Bitcoin from different inputs are completely mixed in a transaction. Assuming that Alice has 1 Red coin in a single output, and Bob has 5 Blue coins in a single output. To buy the Red coin from Alice, Bob will pay 1 Blue coin + 5BTC. Bob will also pay the transaction fee.
Input
1. Address A (Red coins): 1BTC (Alice)
2. Address B (Blue coins): 5BTC (Bob)
3. Address C (Normal bitcoin): 10.005BTC (Bob)
Output
1. Address D: 1BTC (Bob)
2. Address E: 4BTC (Bob)
3. Address F: 1BTC (Alice)
3. Address G: 5BTC (Alice)
4: Address H: 5BTC (Bob)
Transaction fee: 0.005BTC
Presumably, the 1BTC in Address D should be a Red coin, and the 1BTC in Address F should be a Blue coin. The 4BTC in Address E is a "change" from Address B and are Blue coins. The 5 BTC in Address G is the payment in normal bitcoin, and the 5BTC in Address H is the change of normal bitcoin going back to Bob.

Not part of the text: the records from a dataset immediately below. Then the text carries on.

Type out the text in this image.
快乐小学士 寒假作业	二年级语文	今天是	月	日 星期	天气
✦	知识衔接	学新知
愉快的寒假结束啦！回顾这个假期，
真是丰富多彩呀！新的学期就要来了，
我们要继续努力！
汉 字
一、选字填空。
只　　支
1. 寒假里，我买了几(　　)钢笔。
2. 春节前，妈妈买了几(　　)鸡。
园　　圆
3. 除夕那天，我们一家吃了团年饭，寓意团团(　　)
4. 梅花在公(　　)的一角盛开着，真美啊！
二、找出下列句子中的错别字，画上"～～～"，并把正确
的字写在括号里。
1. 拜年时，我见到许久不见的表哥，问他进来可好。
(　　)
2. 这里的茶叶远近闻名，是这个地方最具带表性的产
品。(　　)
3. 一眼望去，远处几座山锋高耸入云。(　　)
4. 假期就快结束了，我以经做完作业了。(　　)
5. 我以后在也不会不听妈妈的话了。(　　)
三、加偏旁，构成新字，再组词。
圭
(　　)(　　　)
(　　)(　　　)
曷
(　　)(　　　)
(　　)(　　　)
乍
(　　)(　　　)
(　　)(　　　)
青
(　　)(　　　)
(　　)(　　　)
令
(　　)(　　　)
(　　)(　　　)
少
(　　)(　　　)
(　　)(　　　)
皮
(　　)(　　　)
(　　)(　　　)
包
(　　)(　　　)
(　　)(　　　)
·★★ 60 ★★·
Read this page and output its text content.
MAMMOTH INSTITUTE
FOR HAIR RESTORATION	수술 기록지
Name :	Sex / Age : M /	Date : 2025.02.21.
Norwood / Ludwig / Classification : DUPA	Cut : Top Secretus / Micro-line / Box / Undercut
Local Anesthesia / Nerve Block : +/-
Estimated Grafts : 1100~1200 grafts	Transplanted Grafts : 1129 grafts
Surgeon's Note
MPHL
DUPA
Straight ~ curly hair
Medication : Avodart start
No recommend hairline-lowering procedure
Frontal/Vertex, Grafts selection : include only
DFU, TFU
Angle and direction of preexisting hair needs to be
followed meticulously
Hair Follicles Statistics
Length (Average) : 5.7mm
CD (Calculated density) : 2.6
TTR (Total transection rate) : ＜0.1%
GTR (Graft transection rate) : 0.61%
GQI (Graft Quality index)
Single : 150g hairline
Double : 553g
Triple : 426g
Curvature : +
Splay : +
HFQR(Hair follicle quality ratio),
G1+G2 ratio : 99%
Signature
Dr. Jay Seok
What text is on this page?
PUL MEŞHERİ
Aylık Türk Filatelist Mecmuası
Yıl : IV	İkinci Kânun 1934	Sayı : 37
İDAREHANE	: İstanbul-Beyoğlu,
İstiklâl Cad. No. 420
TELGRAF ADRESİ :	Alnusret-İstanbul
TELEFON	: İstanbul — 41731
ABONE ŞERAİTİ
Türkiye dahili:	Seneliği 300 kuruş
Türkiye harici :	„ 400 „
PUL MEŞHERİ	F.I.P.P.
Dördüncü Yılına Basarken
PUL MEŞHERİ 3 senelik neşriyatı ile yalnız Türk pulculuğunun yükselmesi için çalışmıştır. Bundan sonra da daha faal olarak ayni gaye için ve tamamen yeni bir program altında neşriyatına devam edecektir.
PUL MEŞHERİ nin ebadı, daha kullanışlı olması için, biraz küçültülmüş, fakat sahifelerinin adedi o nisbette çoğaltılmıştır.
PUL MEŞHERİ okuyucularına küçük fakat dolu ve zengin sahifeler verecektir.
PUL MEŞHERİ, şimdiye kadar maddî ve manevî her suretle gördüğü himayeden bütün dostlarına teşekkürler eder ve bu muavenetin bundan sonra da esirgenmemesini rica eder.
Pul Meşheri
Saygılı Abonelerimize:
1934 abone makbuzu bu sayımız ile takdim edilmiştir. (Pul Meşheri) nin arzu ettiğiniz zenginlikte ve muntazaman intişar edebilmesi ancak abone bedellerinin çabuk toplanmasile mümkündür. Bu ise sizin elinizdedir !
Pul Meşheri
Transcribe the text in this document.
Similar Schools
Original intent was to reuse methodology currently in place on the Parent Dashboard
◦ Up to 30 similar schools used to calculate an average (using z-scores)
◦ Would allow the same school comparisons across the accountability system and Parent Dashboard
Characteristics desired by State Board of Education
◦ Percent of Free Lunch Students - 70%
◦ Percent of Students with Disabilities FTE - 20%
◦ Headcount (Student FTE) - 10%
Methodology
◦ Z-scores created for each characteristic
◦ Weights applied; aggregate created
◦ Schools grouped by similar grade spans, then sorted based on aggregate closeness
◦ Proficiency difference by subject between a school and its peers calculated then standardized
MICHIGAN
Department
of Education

The question is, since bitcoin is fungible, how do we know the color of these coins?
Furthermore, if someone mixes 1 Red coin and 2 Blue coins and makes a single output of 3BTC, what is the color of the output?
How about paying transaction fee with colored coins? Will the miner claim it with the coinbase input?
I understand the coloring part, but I don't get how this paves the way for distributed exchanges. What am I missing?
People having coins of different colors can exchange them securely via a simple bitcoin transaction which would be atomic.
E.g. one person gives 1 red coin and gets 5 blue coins, other person gives 5 blue coins and gets 1 red coins, they construct a transaction, sign it, and once it is in blockchain trade is done. (If one person signs but other doesn't transaction would be invalid. If there is a double-spend, it would also invalidate whole txn. So trade transactions are in fact more secure than accepting bitcoins.)
So what's left is order matching logic, i.e. allowing person which is willing to trade red coins for blue coins to find a person who wants the opposite.
This is fairly simple to implement and straightforward.